Les invasions biologiques sont considérées aujourd’hui comme la deuxième cause mondiale de l’érosion de la biodiversité, après la destruction des habitats. Les milieux insulaires sont beaucoup plus vulnérables à ces invasions que les continents, en raison de leur isolement, de leur surface réduite et du faible nombre d’espèces qu’ils hébergent (certains groupes biologiques, comme les grands prédateurs ou les grands herbivores, étant souvent absents). Ces caractéristiques, auxquelles s’ajoutent les contraintes climatiques, sont poussées à l’extrême dans les îles subantarctiques qui sont donc des lieux privilégiés pour étudier les invasions biologiques et leurs conséquences sur la biodiversité et le fonctionnement des écosystèmes.

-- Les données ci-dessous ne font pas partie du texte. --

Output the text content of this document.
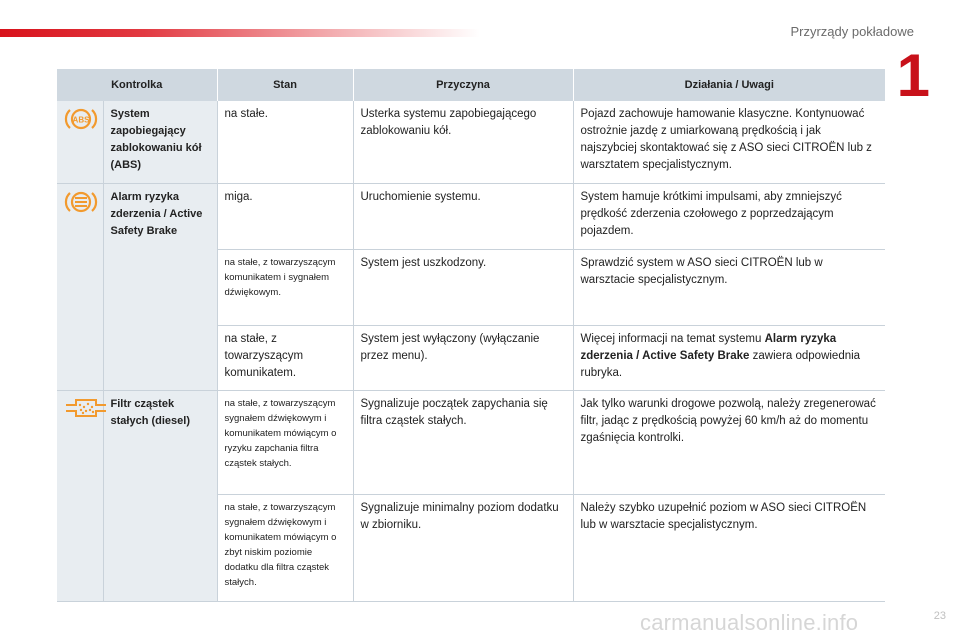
Przyrządy pokładowe
1
Kontrolka		Stan	Przyczyna	Działania / Uwagi

ABS	System zapobiegający zablokowaniu kół (ABS)	na stałe.	Usterka systemu zapobiegającego zablokowaniu kół.	Pojazd zachowuje hamowanie klasyczne. Kontynuować ostrożnie jazdę z umiarkowaną prędkością i jak najszybciej skontaktować się z ASO sieci CITROËN lub z warsztatem specjalistycznym.
	Alarm ryzyka zderzenia / Active Safety Brake	miga.	Uruchomienie systemu.	System hamuje krótkimi impulsami, aby zmniejszyć prędkość zderzenia czołowego z poprzedzającym pojazdem.
		na stałe, z towarzyszącym komunikatem i sygnałem dźwiękowym.	System jest uszkodzony.	Sprawdzić system w ASO sieci CITROËN lub w warsztacie specjalistycznym.
		na stałe, z towarzyszącym komunikatem.	System jest wyłączony (wyłączanie przez menu).	Więcej informacji na temat systemu Alarm ryzyka zderzenia / Active Safety Brake zawiera odpowiednia rubryka.
	Filtr cząstek stałych (diesel)	na stałe, z towarzyszącym sygnałem dźwiękowym i komunikatem mówiącym o ryzyku zapchania filtra cząstek stałych.	Sygnalizuje początek zapychania się filtra cząstek stałych.	Jak tylko warunki drogowe pozwolą, należy zregenerować filtr, jadąc z prędkością powyżej 60 km/h aż do momentu zgaśnięcia kontrolki.
		na stałe, z towarzyszącym sygnałem dźwiękowym i komunikatem mówiącym o zbyt niskim poziomie dodatku dla filtra cząstek stałych.	Sygnalizuje minimalny poziom dodatku w zbiorniku.	Należy szybko uzupełnić poziom w ASO sieci CITROËN lub w warsztacie specjalistycznym.
carmanualsonline.info	23
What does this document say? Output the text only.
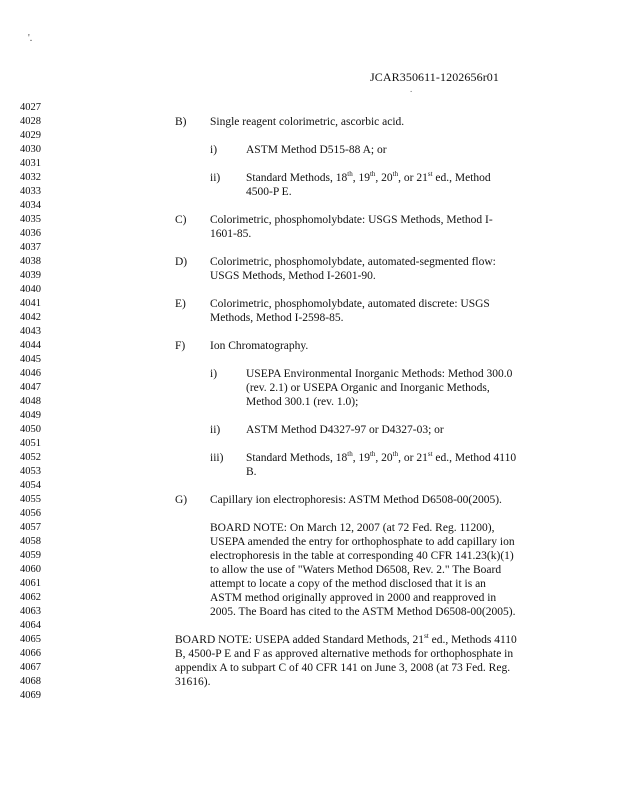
'.
JCAR350611-1202656r01
.
4027
4028
4029
4030
4031
4032
4033
4034
4035
4036
4037
4038
4039
4040
4041
4042
4043
4044
4045
4046
4047
4048
4049
4050
4051
4052
4053
4054
4055
4056
4057
4058
4059
4060
4061
4062
4063
4064
4065
4066
4067
4068
4069
B) Single reagent colorimetric, ascorbic acid.
i)	ASTM Method D515-88 A; or
ii) Standard Methods, 18th, 19th, 20th, or 21st ed., Method
4500-P E.
C) Colorimetric, phosphomolybdate: USGS Methods, Method I-
1601-85.
D) Colorimetric, phosphomolybdate, automated-segmented flow:
USGS Methods, Method I-2601-90.
E) Colorimetric, phosphomolybdate, automated discrete: USGS
Methods, Method I-2598-85.
F) Ion Chromatography.
i)	USEPA Environmental Inorganic Methods: Method 300.0
(rev. 2.1) or USEPA Organic and Inorganic Methods,
Method 300.1 (rev. 1.0);
ii) ASTM Method D4327-97 or D4327-03; or
iii) Standard Methods, 18th, 19th, 20th, or 21st ed., Method 4110
B.
G) Capillary ion electrophoresis: ASTM Method D6508-00(2005).
BOARD NOTE: On March 12, 2007 (at 72 Fed. Reg. 11200),
USEPA amended the entry for orthophosphate to add capillary ion
electrophoresis in the table at corresponding 40 CFR 141.23(k)(1)
to allow the use of "Waters Method D6508, Rev. 2." The Board
attempt to locate a copy of the method disclosed that it is an
ASTM method originally approved in 2000 and reapproved in
2005. The Board has cited to the ASTM Method D6508-00(2005).
BOARD NOTE: USEPA added Standard Methods, 21st ed., Methods 4110
B, 4500-P E and F as approved alternative methods for orthophosphate in
appendix A to subpart C of 40 CFR 141 on June 3, 2008 (at 73 Fed. Reg.
31616).
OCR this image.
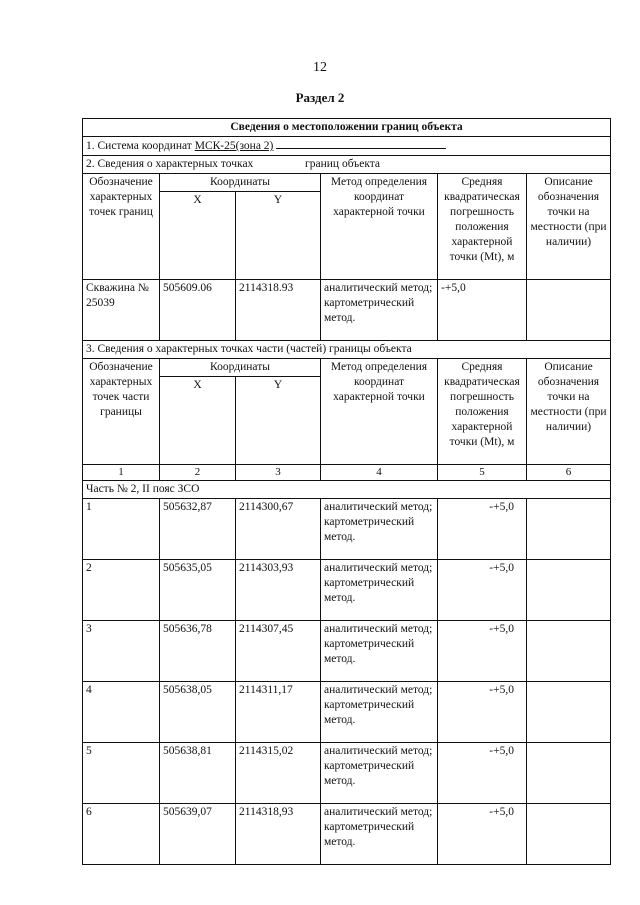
12
Раздел 2
Сведения о местоположении границ объекта					
1. Система координат МСК-25(зона 2)					
2. Сведения о характерных точках границ объекта					
Обозначение характерных точек границ	Координаты		Метод определения координат характерной точки	Средняя квадратическая погрешность положения характерной точки (Mt), м	Описание обозначения точки на местности (при наличии)
	X	Y			
Скважина № 25039	505609.06	2114318.93	аналитический метод; картометрический метод.	-+5,0	
3. Сведения о характерных точках части (частей) границы объекта					
Обозначение характерных точек части границы	Координаты		Метод определения координат характерной точки	Средняя квадратическая погрешность положения характерной точки (Mt), м	Описание обозначения точки на местности (при наличии)
	X	Y			
1	2	3	4	5	6
Часть № 2, II пояс ЗСО					
1	505632,87	2114300,67	аналитический метод; картометрический метод.	-+5,0	
2	505635,05	2114303,93	аналитический метод; картометрический метод.	-+5,0	
3	505636,78	2114307,45	аналитический метод; картометрический метод.	-+5,0	
4	505638,05	2114311,17	аналитический метод; картометрический метод.	-+5,0	
5	505638,81	2114315,02	аналитический метод; картометрический метод.	-+5,0	
6	505639,07	2114318,93	аналитический метод; картометрический метод.	-+5,0	
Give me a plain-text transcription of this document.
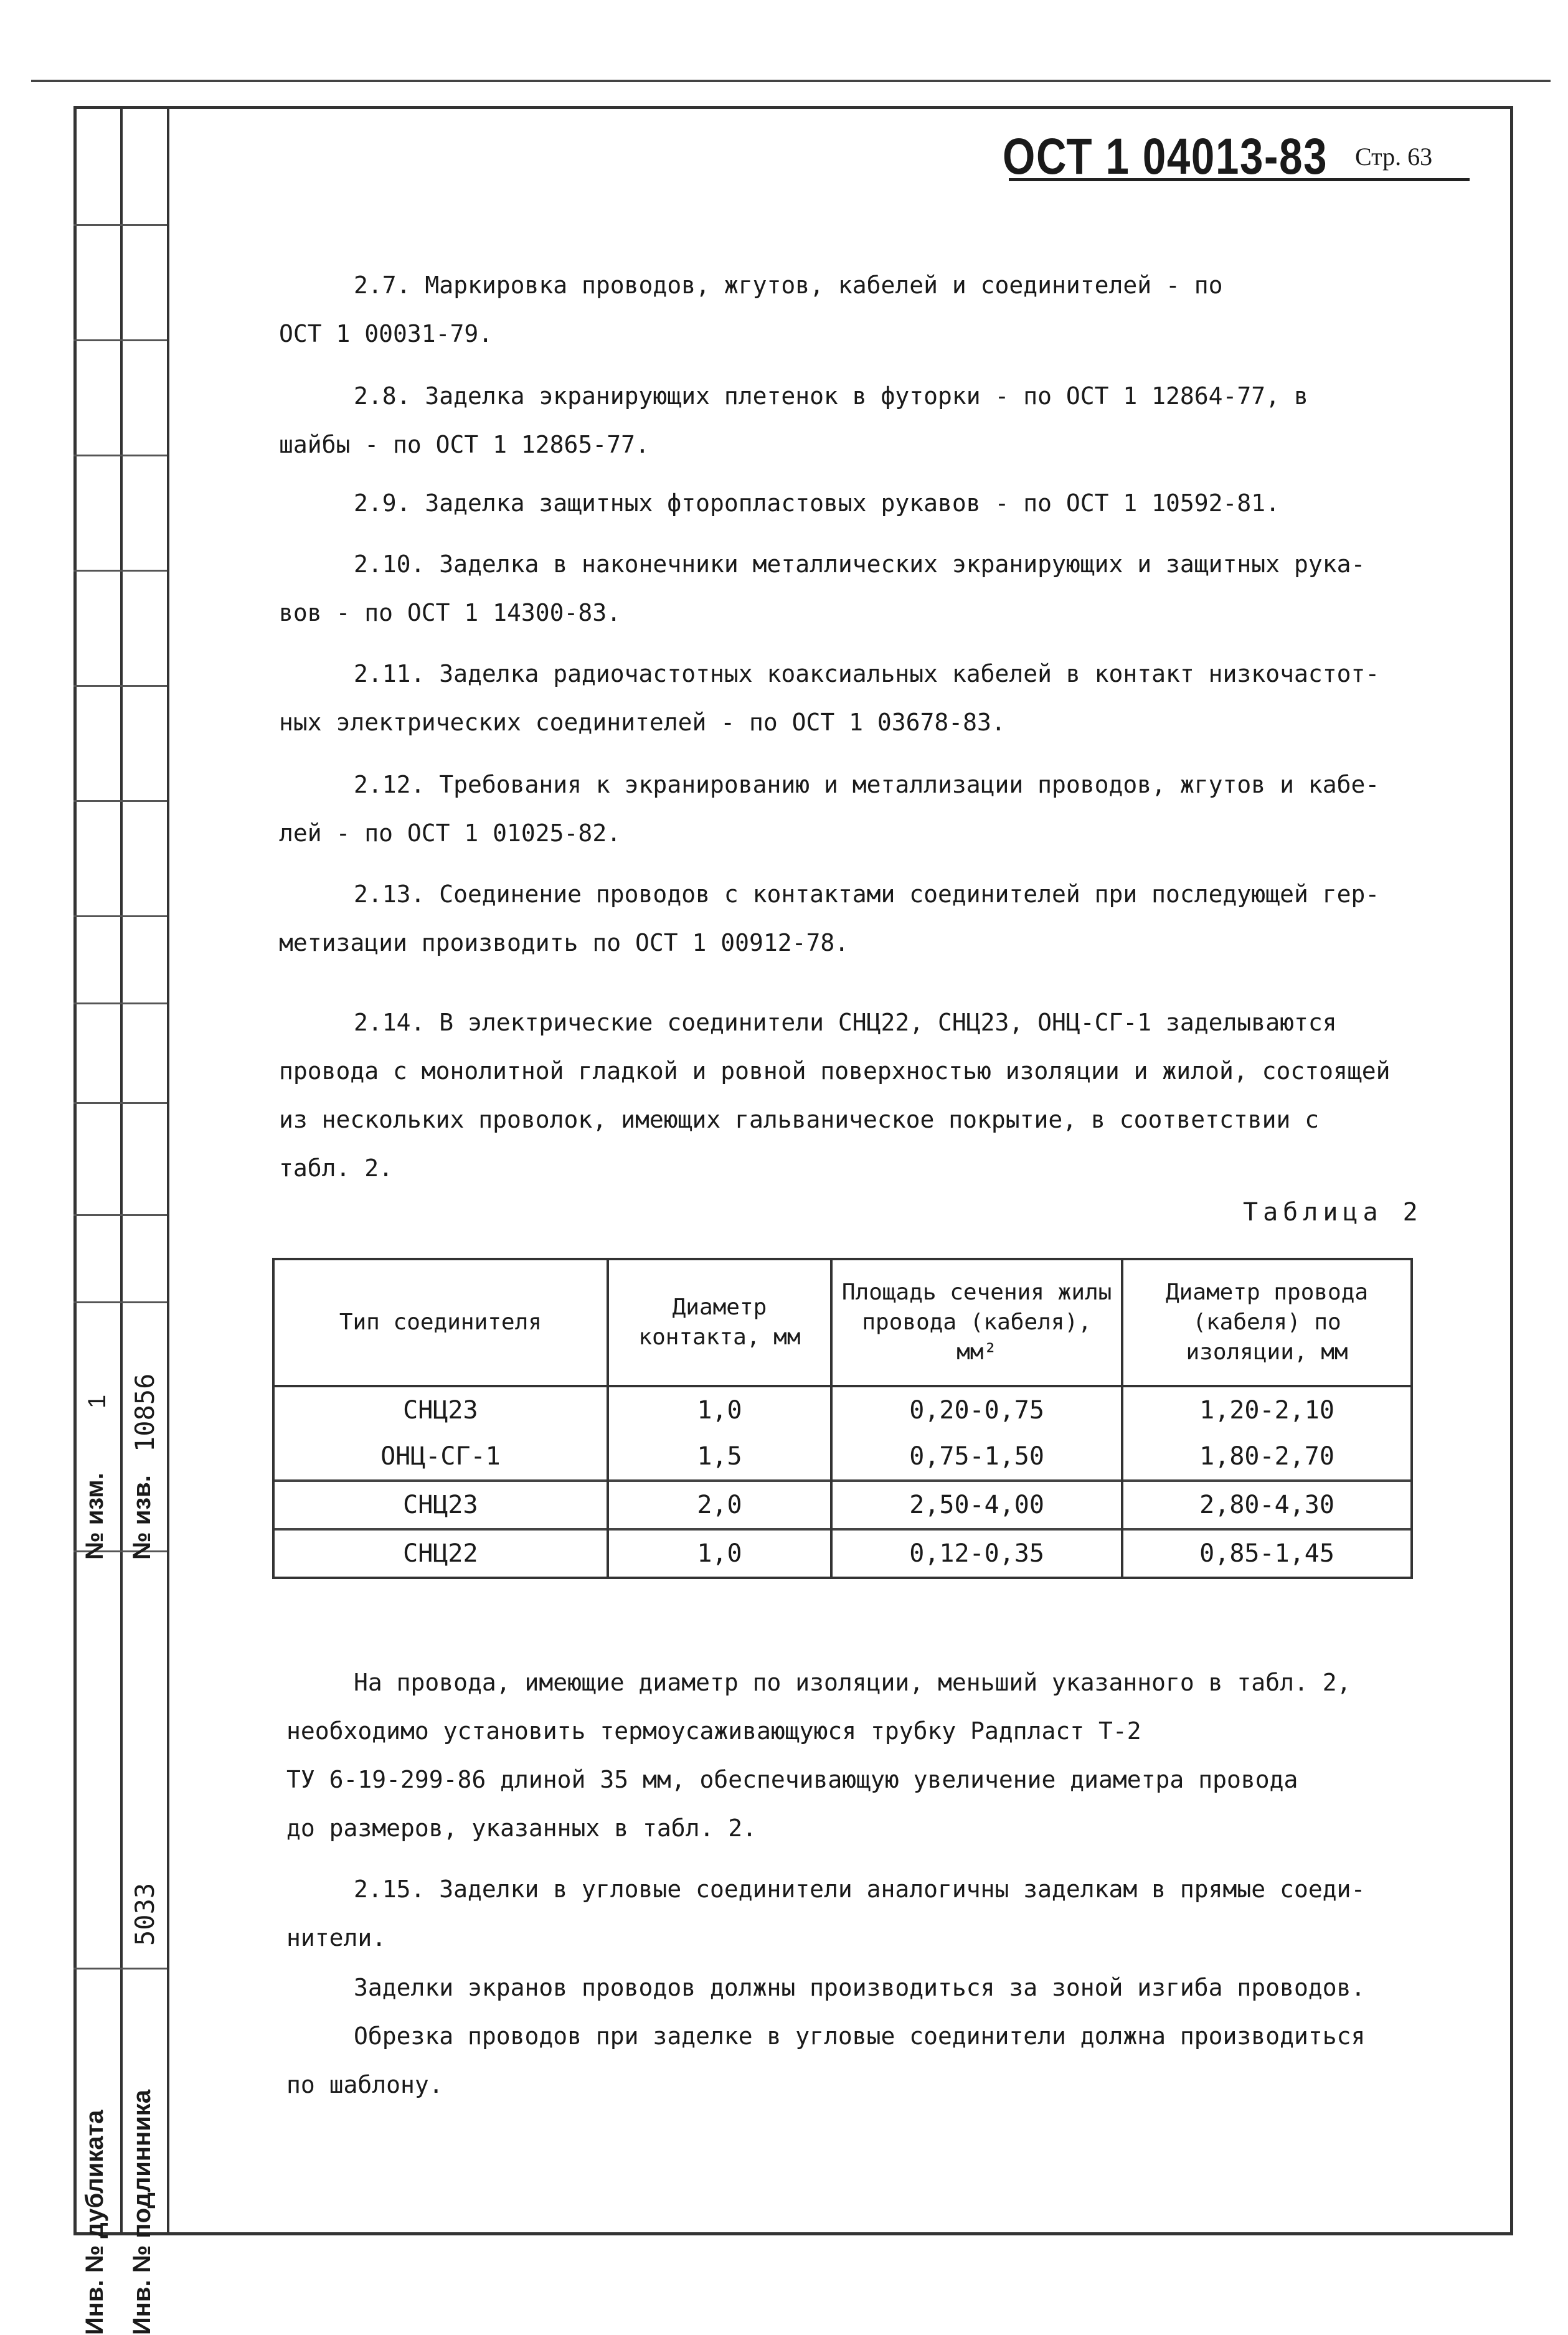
№ изм.
1
№ изв.
10856
Инв. № дубликата
5033
Инв. № подлинника
ОСТ 1 04013-83 Стр. 63
2.7. Маркировка проводов, жгутов, кабелей и соединителей - по
ОСТ 1 00031-79.
2.8. Заделка экранирующих плетенок в футорки - по ОСТ 1 12864-77, в
шайбы - по ОСТ 1 12865-77.
2.9. Заделка защитных фторопластовых рукавов - по ОСТ 1 10592-81.
2.10. Заделка в наконечники металлических экранирующих и защитных рука-
вов - по ОСТ 1 14300-83.
2.11. Заделка радиочастотных коаксиальных кабелей в контакт низкочастот-
ных электрических соединителей - по ОСТ 1 03678-83.
2.12. Требования к экранированию и металлизации проводов, жгутов и кабе-
лей - по ОСТ 1 01025-82.
2.13. Соединение проводов с контактами соединителей при последующей гер-
метизации производить по ОСТ 1 00912-78.
2.14. В электрические соединители СНЦ22, СНЦ23, ОНЦ-СГ-1 заделываются
провода с монолитной гладкой и ровной поверхностью изоляции и жилой, состоящей
из нескольких проволок, имеющих гальваническое покрытие, в соответствии с
табл. 2.
Таблица 2
Тип соединителя	Диаметр контакта, мм	Площадь сечения жилы провода (кабеля), мм²	Диаметр провода (кабеля) по изоляции, мм
СНЦ23	1,0	0,20-0,75	1,20-2,10
ОНЦ-СГ-1	1,5	0,75-1,50	1,80-2,70
СНЦ23	2,0	2,50-4,00	2,80-4,30
СНЦ22	1,0	0,12-0,35	0,85-1,45
На провода, имеющие диаметр по изоляции, меньший указанного в табл. 2,
необходимо установить термоусаживающуюся трубку Радпласт Т-2
ТУ 6-19-299-86 длиной 35 мм, обеспечивающую увеличение диаметра провода
до размеров, указанных в табл. 2.
2.15. Заделки в угловые соединители аналогичны заделкам в прямые соеди-
нители.
Заделки экранов проводов должны производиться за зоной изгиба проводов.
Обрезка проводов при заделке в угловые соединители должна производиться
по шаблону.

L’impact des activités humaines et des changements climatiques sur la biodiversité C’est pour mieux appréhender ces phénomènes que le programme de recherche "Changements climatiques, actions anthropiques et biodiversité des écosystèmes terrestres subantarctiques" a été initié au milieu des années 70 dans l’archipel Crozet et les îles Kerguelen (sud de l’océan Indien). Soutenu par l’IPEV, il est actuellement coordonné par Marc Lebouvier, ingénieur de recherche CNRS au laboratoire "Écosystèmes, biodiversité, évolution". Ses objectifs ? Étudier la réponse des plantes et invertébrés aux contraintes environnementales, analyser les mécanismes d’invasion des espèces introduites (volontairement ou accidentellement) et préciser leurs relations avec les espèces locales.
Des envahisseurs qui menacent la biodiversité À côté d’envahisseurs aux effets spectaculaires, tels le rat, le lapin ou le chat, les plantes et les insectes sont aussi concernés. Souvent plus discrets, ils peuvent néanmoins entraîner des bouleversements considérables dans les écosystèmes et une perte substantielle de biodiversité. Ainsi, un carabe (petit insecte coléoptère) introduit à Kerguelen depuis les îles Falkland au début du XXe siècle connaît depuis une dizaine d’années une expansion très importante. Dans certains secteurs de l’archipel, ce prédateur élimine progressivement la majorité des autres invertébrés, parmi lesquels les "mouches sans ailes de Kerguelen" qui jouent un rôle clé dans les écosystèmes par leur participation à la dégradation de la matière organique.